Inspired by a couple of other driving threads and something I’ve wondered from time to time: What is the farthest someone could drive from the U.S.?
Can you drive a regular car from the Continental U.S. to Tierra del Fuego, for instance? If not, where is the stopping point (Panama Canal maybe, or is there a bridge?).
Is there any way to drive from the U.S. to Russia (allowing for ferries over the Bering of course)? If so, how far into Russia can you drive? Could you drive from Miami to Paris?
I’m not talking about practicality of course- obviously it would cost 20 x more to drive into Russia than to fly or take a ship, but I’m just curious if there’s any time of year or any route where it “could” be done.
Do you seriously think they went to all the trouble of building the canal, and neglected to provide a way to drive from one side to the other? And that oversight wasn’t corrected in all the years since?
No. There are bridges across the Panama Canal, but the road towards South America ends a few hundred miles east of here at the town of Yaviza on the Tuira River. This is the famous “Darien Gap.” A few expeditions of four-wheel-drive cars have chopped, winched, and rafted their way across into Colombia, but a regular car can’t get past the Tuira. (Actually, the road usually requires four-wheel-drive a good way before that.)
This kind of post is really quite pointless in GQ, especially if your only purpose is to criticize another poster’s knowledge rather than provide actual information. Please refrain from this in the future.
Not as far as I know. There are no towns of any significance beyond Yaviza, so there would be no point in building a bridge unless you were planning to build a road clear through to Colombia. (Actually, I erred in saying Yaviza is on the Tuira. It is on the Chucunaque, a tributary of the Tuira.)
Transport in the Darien beyond Yaviza is almost exclusively along the rivers, by large motorized dugout canoes called piraguas. A few towns like El Real have a few short roads around them, but they don’t connect to anything. The last time I was in El Real, though, the number of automobiles had tripled. To three. Two of them even worked.
I would think that you could drive a substantial distance within the Continental United States. If you were to drive in some sort of spiral pattern, I suspect that you could rack up quite a few miles before having to cross your path or backtrack.
Not as easy as it sounds – one of my cousins attempted it in 2005; the weather was rather un-cooperative, and they ended their quest after 8 days on the ice.
I asked this exact same question here many years ago. I will see if I can find the thread because it got lots of good answers although people already said most of the main points in this thread. The gap from North to South America and the Bering Strait are the big problems. Also, the Russian side of the Bering Strait is barren for a very long way and there isn’t any good road network for at least hundreds of miles.

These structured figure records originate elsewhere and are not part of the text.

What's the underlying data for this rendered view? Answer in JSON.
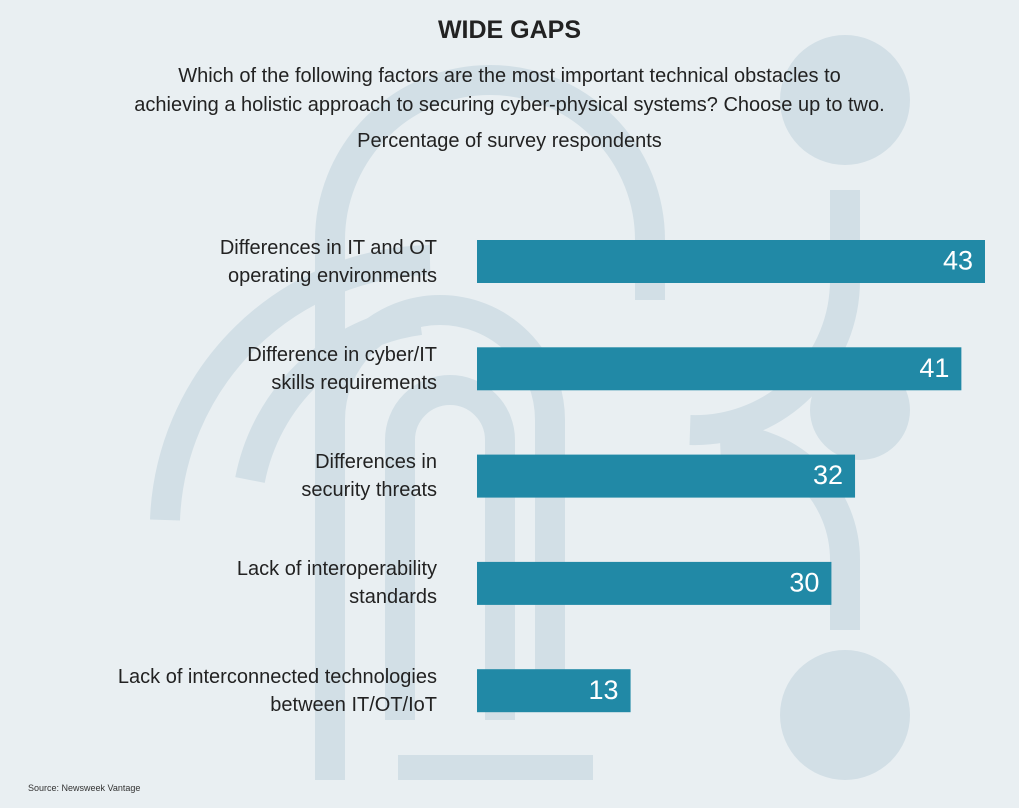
{
  "chart_data": {
    "type": "barh",
    "title": "WIDE GAPS",
    "subtitle": "Which of the following factors are the most important technical obstacles to\nachieving a holistic approach to securing cyber-physical systems? Choose up to two.",
    "axis_label": "Percentage of survey respondents",
    "categories": [
      "Differences in IT and OT\noperating environments",
      "Difference in cyber/IT\nskills requirements",
      "Differences in\nsecurity threats",
      "Lack of interoperability\nstandards",
      "Lack of interconnected technologies\nbetween IT/OT/IoT"
    ],
    "values": [
      43,
      41,
      32,
      30,
      13
    ],
    "color": "#2189a6",
    "source": "Source: Newsweek Vantage"
  }
}
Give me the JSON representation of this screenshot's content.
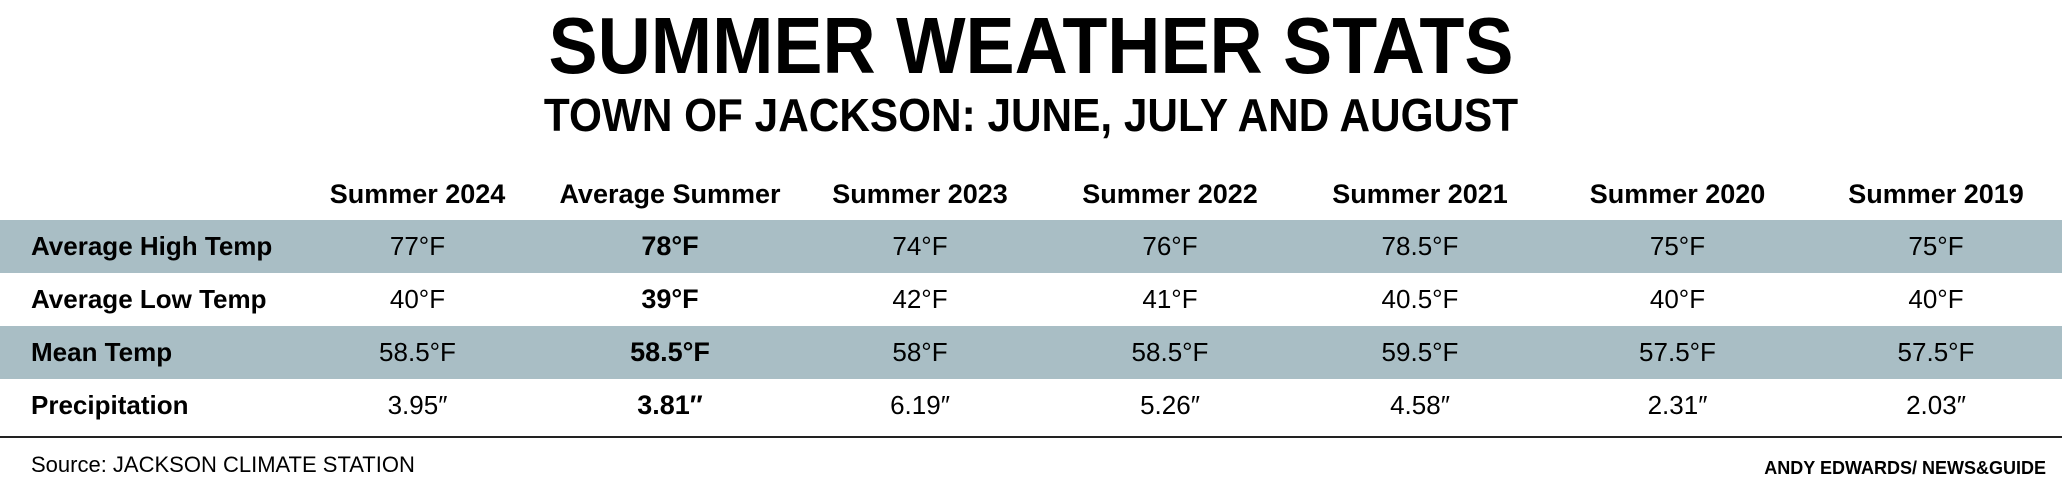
{
  "title": "SUMMER WEATHER STATS",
  "subtitle": "TOWN OF JACKSON: JUNE, JULY AND AUGUST",
  "colors": {
    "shaded_row": "#a9bec5",
    "rule": "#222222"
  },
  "chart_data": {
    "type": "table",
    "title": "SUMMER WEATHER STATS",
    "subtitle": "TOWN OF JACKSON: JUNE, JULY AND AUGUST",
    "columns": [
      "Summer 2024",
      "Average Summer",
      "Summer 2023",
      "Summer 2022",
      "Summer 2021",
      "Summer 2020",
      "Summer 2019"
    ],
    "highlight_column": "Average Summer",
    "rows": [
      {
        "label": "Average High Temp",
        "shaded": true,
        "values": [
          "77°F",
          "78°F",
          "74°F",
          "76°F",
          "78.5°F",
          "75°F",
          "75°F"
        ]
      },
      {
        "label": "Average Low Temp",
        "shaded": false,
        "values": [
          "40°F",
          "39°F",
          "42°F",
          "41°F",
          "40.5°F",
          "40°F",
          "40°F"
        ]
      },
      {
        "label": "Mean Temp",
        "shaded": true,
        "values": [
          "58.5°F",
          "58.5°F",
          "58°F",
          "58.5°F",
          "59.5°F",
          "57.5°F",
          "57.5°F"
        ]
      },
      {
        "label": "Precipitation",
        "shaded": false,
        "values": [
          "3.95″",
          "3.81″",
          "6.19″",
          "5.26″",
          "4.58″",
          "2.31″",
          "2.03″"
        ]
      }
    ]
  },
  "source": "Source: JACKSON CLIMATE STATION",
  "credit": "ANDY EDWARDS/ NEWS&GUIDE"
}
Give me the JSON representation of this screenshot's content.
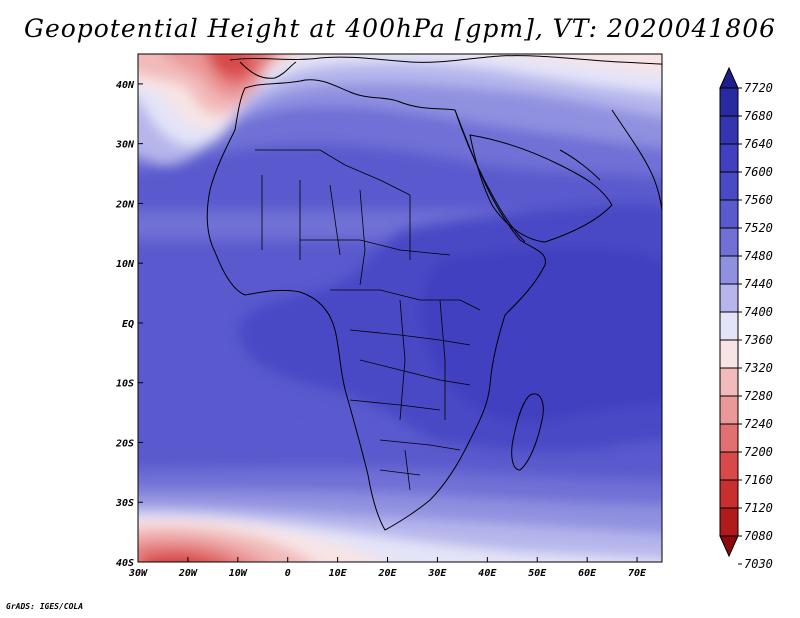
{
  "title": "Geopotential Height at 400hPa [gpm], VT: 2020041806",
  "credit": "GrADS: IGES/COLA",
  "chart_data": {
    "type": "heatmap",
    "field": "Geopotential Height at 400hPa",
    "units": "gpm",
    "valid_time": "2020041806",
    "lon_range": [
      -30,
      75
    ],
    "lat_range": [
      -40,
      45
    ],
    "lon_ticks": [
      "30W",
      "20W",
      "10W",
      "0",
      "10E",
      "20E",
      "30E",
      "40E",
      "50E",
      "60E",
      "70E"
    ],
    "lat_ticks": [
      "40S",
      "30S",
      "20S",
      "10S",
      "EQ",
      "10N",
      "20N",
      "30N",
      "40N"
    ],
    "colorbar": {
      "levels": [
        7720,
        7680,
        7640,
        7600,
        7560,
        7520,
        7480,
        7440,
        7400,
        7360,
        7320,
        7280,
        7240,
        7200,
        7160,
        7120,
        7080,
        7030
      ],
      "colors": [
        "#1e1e8c",
        "#2a2aa0",
        "#3535b0",
        "#4040c0",
        "#4a4ac6",
        "#5a5ace",
        "#7070d6",
        "#9090e0",
        "#b6b6ec",
        "#e4e4f8",
        "#f8e4e4",
        "#f2baba",
        "#ea9898",
        "#e27070",
        "#d84a4a",
        "#c83030",
        "#b01c1c",
        "#8c0a0a"
      ]
    }
  }
}
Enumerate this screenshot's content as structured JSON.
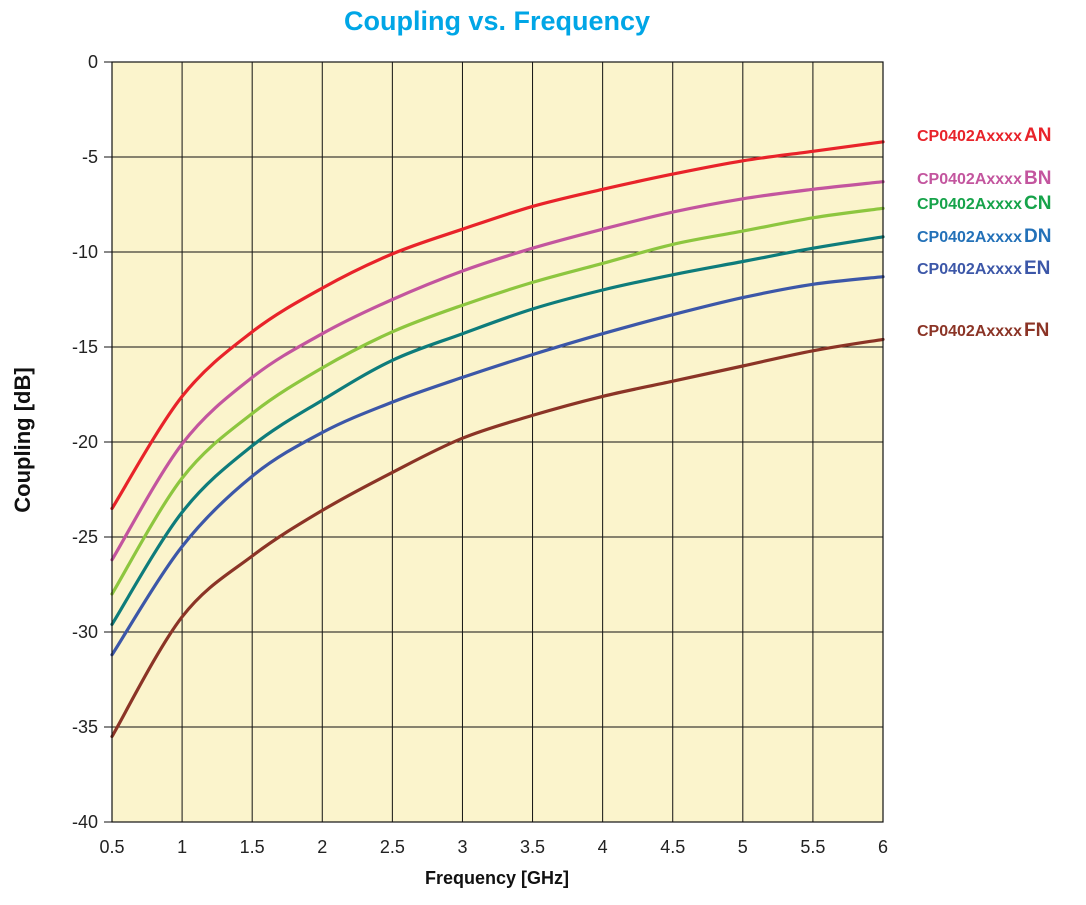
{
  "chart_data": {
    "type": "line",
    "title": "Coupling vs. Frequency",
    "xlabel": "Frequency [GHz]",
    "ylabel": "Coupling [dB]",
    "xlim": [
      0.5,
      6
    ],
    "ylim": [
      -40,
      0
    ],
    "xticks": [
      "0.5",
      "1",
      "1.5",
      "2",
      "2.5",
      "3",
      "3.5",
      "4",
      "4.5",
      "5",
      "5.5",
      "6"
    ],
    "yticks": [
      "0",
      "-5",
      "-10",
      "-15",
      "-20",
      "-25",
      "-30",
      "-35",
      "-40"
    ],
    "grid": true,
    "legend_position": "right",
    "x": [
      0.5,
      1,
      1.5,
      2,
      2.5,
      3,
      3.5,
      4,
      4.5,
      5,
      5.5,
      6
    ],
    "series": [
      {
        "name": "CP0402AxxxxAN",
        "prefix": "CP0402Axxxx",
        "suffix": "AN",
        "color": "#e8232a",
        "values": [
          -23.5,
          -17.6,
          -14.2,
          -11.9,
          -10.1,
          -8.8,
          -7.6,
          -6.7,
          -5.9,
          -5.2,
          -4.7,
          -4.2
        ]
      },
      {
        "name": "CP0402AxxxxBN",
        "prefix": "CP0402Axxxx",
        "suffix": "BN",
        "color": "#c3559e",
        "values": [
          -26.2,
          -20.1,
          -16.6,
          -14.3,
          -12.5,
          -11.0,
          -9.8,
          -8.8,
          -7.9,
          -7.2,
          -6.7,
          -6.3
        ]
      },
      {
        "name": "CP0402AxxxxCN",
        "prefix": "CP0402Axxxx",
        "suffix": "CN",
        "color": "#8dc63f",
        "text_color": "#16a34a",
        "values": [
          -28.0,
          -21.9,
          -18.5,
          -16.1,
          -14.2,
          -12.8,
          -11.6,
          -10.6,
          -9.6,
          -8.9,
          -8.2,
          -7.7
        ]
      },
      {
        "name": "CP0402AxxxxDN",
        "prefix": "CP0402Axxxx",
        "suffix": "DN",
        "color": "#0e7c7b",
        "text_color": "#2371b8",
        "values": [
          -29.6,
          -23.7,
          -20.2,
          -17.8,
          -15.7,
          -14.3,
          -13.0,
          -12.0,
          -11.2,
          -10.5,
          -9.8,
          -9.2
        ]
      },
      {
        "name": "CP0402AxxxxEN",
        "prefix": "CP0402Axxxx",
        "suffix": "EN",
        "color": "#3c57a8",
        "values": [
          -31.2,
          -25.5,
          -21.8,
          -19.5,
          -17.9,
          -16.6,
          -15.4,
          -14.3,
          -13.3,
          -12.4,
          -11.7,
          -11.3
        ]
      },
      {
        "name": "CP0402AxxxxFN",
        "prefix": "CP0402Axxxx",
        "suffix": "FN",
        "color": "#8b3426",
        "values": [
          -35.5,
          -29.2,
          -26.0,
          -23.6,
          -21.6,
          -19.8,
          -18.6,
          -17.6,
          -16.8,
          -16.0,
          -15.2,
          -14.6
        ]
      }
    ]
  },
  "style": {
    "title_color": "#00a6e6",
    "plot_background": "#fbf4cc",
    "grid_color": "#111111"
  }
}
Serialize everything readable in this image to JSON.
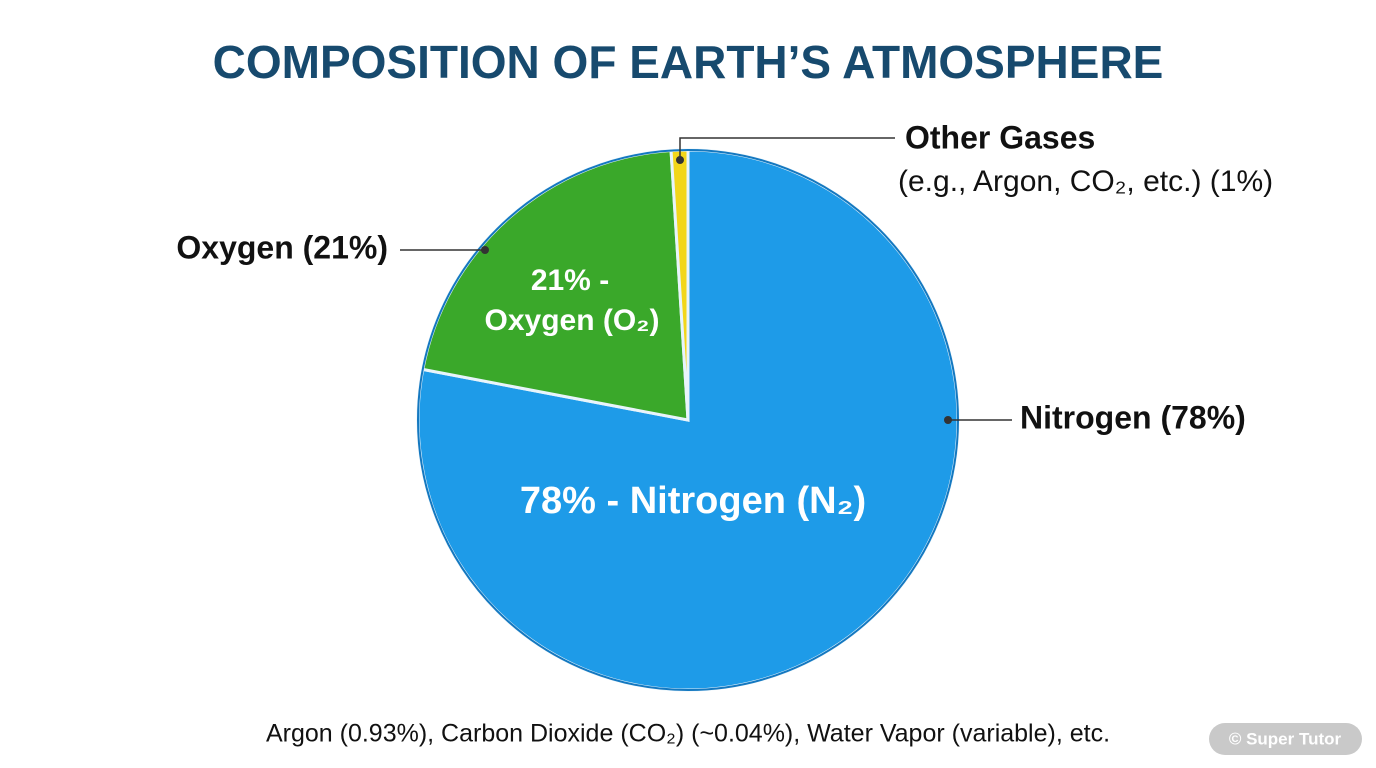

As noted, you can walk over most of the world in an unbroken path and a person is doing it right now in stages. The route includes South America, North America, Asia, Europe, and Africa and the hike is something like 36,000 miles.
I seem to recall there used to be an auto ferry from Panama City to Buenaventura, Columbia (on the Pacific coast) and another ferry from Colon to Cartagena (on the Caribbean coast). It looks like both those have closed down if they ever existed outside my imagination.
On a related note, I recall once hearing that there are no roads that span Russia - that it’s impossible to drive from Russia’s Pacific coast to its western border without leaving the country. Is that true?
It would require more than building a ferry. You can’t even drive to the Bering Strait; the closest road in Alaska that is contiguous with the roads in the rest of the continent is about 400 miles, as the crow flies.
If you want to read a good book about the Darien Gap, try The Darkest Jungle, which will give you a damn good idea as to why there is no road through there.
Ferry service would be economically impossible and physically treacherous. The weather there is horrendous even during those times of year when it’s not icebound.